One possible use case is to sort one array by keys from some other array. It comes up very frequently for me, and for data oriented programming in general. permutation - Rust can do this, but it requires computing intermediate permutation and additional heap space.
I don't see a good way for it to be an external crate, as it would basically have to reimplement the sorting form std.
To avoid internal allocation you could oblige caller to supply a scratch array of [usize; N].
EDIT: Concretely, suppose we added this function to slices
/// for 0 <= i < self.len() move item i to position permutation[i]

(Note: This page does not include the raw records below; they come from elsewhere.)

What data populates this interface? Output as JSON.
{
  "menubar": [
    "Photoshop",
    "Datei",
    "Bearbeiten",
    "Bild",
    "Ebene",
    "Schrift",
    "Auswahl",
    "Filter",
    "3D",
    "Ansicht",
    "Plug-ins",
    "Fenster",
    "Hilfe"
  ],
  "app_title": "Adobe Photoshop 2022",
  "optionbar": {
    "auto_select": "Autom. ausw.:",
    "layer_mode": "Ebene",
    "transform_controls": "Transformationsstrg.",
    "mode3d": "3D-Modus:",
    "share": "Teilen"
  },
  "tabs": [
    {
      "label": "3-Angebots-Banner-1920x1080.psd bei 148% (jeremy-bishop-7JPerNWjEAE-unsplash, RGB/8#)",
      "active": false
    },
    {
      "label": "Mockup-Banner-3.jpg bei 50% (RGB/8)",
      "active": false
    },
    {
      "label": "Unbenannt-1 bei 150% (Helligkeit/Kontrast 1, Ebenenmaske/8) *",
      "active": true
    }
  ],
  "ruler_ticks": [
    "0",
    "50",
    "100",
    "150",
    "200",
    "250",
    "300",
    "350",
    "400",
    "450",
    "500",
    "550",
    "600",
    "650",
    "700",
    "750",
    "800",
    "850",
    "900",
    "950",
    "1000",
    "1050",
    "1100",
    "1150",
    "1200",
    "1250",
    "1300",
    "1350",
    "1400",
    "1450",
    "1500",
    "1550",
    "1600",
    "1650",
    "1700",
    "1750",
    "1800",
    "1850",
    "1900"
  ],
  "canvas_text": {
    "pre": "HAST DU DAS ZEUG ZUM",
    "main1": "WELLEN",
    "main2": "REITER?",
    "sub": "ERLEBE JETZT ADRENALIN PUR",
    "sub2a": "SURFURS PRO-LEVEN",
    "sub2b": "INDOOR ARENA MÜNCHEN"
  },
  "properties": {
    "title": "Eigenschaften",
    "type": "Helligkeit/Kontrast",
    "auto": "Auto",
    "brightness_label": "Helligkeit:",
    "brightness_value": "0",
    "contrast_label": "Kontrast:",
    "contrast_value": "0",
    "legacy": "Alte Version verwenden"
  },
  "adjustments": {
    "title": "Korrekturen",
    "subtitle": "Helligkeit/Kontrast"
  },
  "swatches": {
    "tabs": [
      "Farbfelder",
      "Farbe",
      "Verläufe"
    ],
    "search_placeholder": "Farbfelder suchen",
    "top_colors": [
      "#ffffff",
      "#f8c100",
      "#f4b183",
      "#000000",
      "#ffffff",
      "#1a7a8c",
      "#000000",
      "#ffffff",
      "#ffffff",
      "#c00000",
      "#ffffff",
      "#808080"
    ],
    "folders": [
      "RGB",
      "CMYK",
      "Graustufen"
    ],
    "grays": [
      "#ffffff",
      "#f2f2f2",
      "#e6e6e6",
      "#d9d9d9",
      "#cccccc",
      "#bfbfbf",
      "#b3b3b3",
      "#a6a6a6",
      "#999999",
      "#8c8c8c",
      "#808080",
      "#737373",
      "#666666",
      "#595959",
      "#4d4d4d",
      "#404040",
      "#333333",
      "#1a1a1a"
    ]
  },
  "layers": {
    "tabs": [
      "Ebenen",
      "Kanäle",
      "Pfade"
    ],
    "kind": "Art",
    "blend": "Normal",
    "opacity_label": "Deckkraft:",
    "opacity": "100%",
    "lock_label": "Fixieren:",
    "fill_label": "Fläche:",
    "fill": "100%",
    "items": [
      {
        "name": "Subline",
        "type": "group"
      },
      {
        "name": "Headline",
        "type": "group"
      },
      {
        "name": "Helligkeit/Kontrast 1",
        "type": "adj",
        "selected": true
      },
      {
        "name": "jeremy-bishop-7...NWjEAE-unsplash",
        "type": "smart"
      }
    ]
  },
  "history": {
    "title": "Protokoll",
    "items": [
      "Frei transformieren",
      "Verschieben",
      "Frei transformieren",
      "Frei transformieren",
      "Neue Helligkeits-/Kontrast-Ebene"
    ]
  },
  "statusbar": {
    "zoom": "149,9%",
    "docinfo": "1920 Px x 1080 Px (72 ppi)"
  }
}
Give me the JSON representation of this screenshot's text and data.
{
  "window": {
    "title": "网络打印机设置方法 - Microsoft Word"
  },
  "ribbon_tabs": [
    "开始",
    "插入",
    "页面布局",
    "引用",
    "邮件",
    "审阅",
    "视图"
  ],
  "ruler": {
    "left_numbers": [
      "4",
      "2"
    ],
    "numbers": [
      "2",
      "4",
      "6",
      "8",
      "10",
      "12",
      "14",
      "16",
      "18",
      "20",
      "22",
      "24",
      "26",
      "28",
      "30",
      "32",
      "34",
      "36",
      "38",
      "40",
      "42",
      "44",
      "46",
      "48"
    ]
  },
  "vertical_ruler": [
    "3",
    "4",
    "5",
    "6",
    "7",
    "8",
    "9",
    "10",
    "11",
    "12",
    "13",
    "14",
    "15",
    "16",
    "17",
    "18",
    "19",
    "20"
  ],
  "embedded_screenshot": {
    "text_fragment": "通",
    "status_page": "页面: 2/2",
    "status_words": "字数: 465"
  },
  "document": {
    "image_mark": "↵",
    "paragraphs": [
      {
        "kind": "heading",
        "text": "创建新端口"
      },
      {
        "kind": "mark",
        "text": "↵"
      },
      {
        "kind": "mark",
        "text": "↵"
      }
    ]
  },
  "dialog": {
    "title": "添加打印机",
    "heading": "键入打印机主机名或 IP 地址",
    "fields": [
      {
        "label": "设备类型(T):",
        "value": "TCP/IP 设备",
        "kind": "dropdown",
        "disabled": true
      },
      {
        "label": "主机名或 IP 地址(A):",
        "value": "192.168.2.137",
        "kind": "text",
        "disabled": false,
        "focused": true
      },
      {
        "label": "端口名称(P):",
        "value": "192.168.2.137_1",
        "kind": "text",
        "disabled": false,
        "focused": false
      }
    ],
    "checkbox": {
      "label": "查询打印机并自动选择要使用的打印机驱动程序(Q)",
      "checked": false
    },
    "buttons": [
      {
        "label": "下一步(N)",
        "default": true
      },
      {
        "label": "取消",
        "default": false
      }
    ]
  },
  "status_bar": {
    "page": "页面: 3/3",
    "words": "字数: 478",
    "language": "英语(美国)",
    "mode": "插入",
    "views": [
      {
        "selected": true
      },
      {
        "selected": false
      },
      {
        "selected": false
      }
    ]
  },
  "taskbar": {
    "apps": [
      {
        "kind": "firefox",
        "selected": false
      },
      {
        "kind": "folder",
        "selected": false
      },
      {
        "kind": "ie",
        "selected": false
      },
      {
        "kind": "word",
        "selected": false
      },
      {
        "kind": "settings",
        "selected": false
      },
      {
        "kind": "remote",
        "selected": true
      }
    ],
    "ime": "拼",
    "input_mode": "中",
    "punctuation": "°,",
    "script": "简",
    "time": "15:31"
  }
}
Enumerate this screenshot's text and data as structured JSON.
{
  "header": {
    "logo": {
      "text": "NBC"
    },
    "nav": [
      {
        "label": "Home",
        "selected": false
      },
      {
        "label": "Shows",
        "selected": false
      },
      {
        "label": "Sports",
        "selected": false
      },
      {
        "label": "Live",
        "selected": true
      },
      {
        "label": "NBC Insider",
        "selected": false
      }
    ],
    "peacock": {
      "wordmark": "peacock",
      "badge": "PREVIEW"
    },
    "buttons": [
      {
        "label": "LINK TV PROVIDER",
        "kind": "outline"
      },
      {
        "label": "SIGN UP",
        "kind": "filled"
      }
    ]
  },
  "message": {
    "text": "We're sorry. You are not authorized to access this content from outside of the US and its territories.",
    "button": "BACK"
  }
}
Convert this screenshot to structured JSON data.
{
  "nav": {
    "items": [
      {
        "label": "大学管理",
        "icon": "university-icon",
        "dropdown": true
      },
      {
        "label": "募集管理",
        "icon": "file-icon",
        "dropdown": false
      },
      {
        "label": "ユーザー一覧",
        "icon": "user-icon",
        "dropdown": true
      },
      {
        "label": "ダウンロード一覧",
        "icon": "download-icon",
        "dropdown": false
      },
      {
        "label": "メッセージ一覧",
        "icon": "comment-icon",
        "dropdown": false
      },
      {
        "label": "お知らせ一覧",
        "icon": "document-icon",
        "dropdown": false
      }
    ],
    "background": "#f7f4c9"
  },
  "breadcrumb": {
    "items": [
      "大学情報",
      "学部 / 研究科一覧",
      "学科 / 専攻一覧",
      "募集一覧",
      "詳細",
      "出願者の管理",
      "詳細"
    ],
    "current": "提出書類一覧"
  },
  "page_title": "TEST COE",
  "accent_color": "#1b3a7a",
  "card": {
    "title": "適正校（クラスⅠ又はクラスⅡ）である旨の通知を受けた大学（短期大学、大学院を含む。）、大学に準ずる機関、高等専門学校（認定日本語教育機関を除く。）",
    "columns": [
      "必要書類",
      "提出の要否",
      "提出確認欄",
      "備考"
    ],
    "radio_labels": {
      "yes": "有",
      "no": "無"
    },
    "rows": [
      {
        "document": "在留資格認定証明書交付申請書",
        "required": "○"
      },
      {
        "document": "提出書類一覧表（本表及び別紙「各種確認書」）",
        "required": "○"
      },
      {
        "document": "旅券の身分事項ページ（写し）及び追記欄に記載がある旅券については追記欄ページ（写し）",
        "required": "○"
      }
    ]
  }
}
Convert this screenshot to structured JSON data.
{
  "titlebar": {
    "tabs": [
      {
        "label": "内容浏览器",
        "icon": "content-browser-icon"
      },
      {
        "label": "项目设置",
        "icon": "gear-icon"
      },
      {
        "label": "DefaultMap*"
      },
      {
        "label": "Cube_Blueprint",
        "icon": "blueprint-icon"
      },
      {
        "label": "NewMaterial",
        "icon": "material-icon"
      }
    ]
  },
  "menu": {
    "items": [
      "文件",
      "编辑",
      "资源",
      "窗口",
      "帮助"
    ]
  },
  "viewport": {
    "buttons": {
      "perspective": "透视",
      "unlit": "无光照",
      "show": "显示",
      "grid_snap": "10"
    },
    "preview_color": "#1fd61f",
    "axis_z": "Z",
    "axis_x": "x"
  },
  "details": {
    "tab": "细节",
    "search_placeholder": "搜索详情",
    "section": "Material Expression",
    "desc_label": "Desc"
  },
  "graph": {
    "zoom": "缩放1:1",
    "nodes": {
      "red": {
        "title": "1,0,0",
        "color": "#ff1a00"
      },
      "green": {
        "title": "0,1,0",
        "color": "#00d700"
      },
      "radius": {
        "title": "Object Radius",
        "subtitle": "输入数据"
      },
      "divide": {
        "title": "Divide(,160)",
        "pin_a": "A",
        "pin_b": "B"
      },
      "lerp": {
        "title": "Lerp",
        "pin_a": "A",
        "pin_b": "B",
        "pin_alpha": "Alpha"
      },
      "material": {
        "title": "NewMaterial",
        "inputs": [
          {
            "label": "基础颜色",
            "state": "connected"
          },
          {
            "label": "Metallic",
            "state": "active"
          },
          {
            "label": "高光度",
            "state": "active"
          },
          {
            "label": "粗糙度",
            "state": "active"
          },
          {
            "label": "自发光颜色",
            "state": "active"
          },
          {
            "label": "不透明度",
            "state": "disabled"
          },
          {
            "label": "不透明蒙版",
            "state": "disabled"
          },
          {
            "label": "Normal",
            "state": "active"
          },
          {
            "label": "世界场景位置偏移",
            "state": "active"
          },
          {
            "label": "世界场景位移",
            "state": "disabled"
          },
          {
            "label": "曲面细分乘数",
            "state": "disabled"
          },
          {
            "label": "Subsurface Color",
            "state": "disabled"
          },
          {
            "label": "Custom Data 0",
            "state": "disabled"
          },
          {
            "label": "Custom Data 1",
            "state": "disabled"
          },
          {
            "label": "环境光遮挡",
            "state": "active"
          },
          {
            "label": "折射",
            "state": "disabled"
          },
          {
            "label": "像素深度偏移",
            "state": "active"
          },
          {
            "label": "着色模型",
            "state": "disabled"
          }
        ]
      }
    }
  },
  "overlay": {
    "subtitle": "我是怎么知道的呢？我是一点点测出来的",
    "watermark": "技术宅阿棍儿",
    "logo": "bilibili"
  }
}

/// panics if self.len() != permutation.len()
/// (if possible make that a type constraint)
/// or if permutation is not actually a permutation of 0..self.len()
pub fn permute(&mut self, permutation: &[usize])
then I think the existing <[usize]>::sort_(unstable_)by_key could do the rest of the job?
Though that doesn't guarantee the order of the calls to the key generator (just that it's at most once per item), so you can't just calculate the index inside the closure.
I would love something like that too. I end up with some variations of parallel arrays / structure-of-arrays quite often.
That's technically quite close to sort_by_cached_key, but I almost never end up using actual sort_by_cached_key, because typically I have to build all the keys first using some elaborate process that can't make keys on demand, so I have to make my own "cached_key" storage, but still need the "sort" part.
I'm not sure if |slice, i, j| could optimize out bounds checks. I've tried to make LLVM remove bounds checks in select_nth_unstable and found that length checks fail to propagate across non-trivial conditions.
But something that takes a slice of keys and a slice of values to sort, performs a one-time length check, and then swaps with unsafe indexing under the hood if necessary, would be fine for me.
[values].sort_by_keys(&mut [keys])
// or
[keys].sort_values(&mut [values])
The latter could work with multiple homogeneous parallel arrays via [keys].sort_values(&mut [[values]; N]).
With some hypothetical variadic generics, or enough macro hacks, maybe it could support multiple different parallel arrays [keys].sort_values((&mut [T], &mut [U])).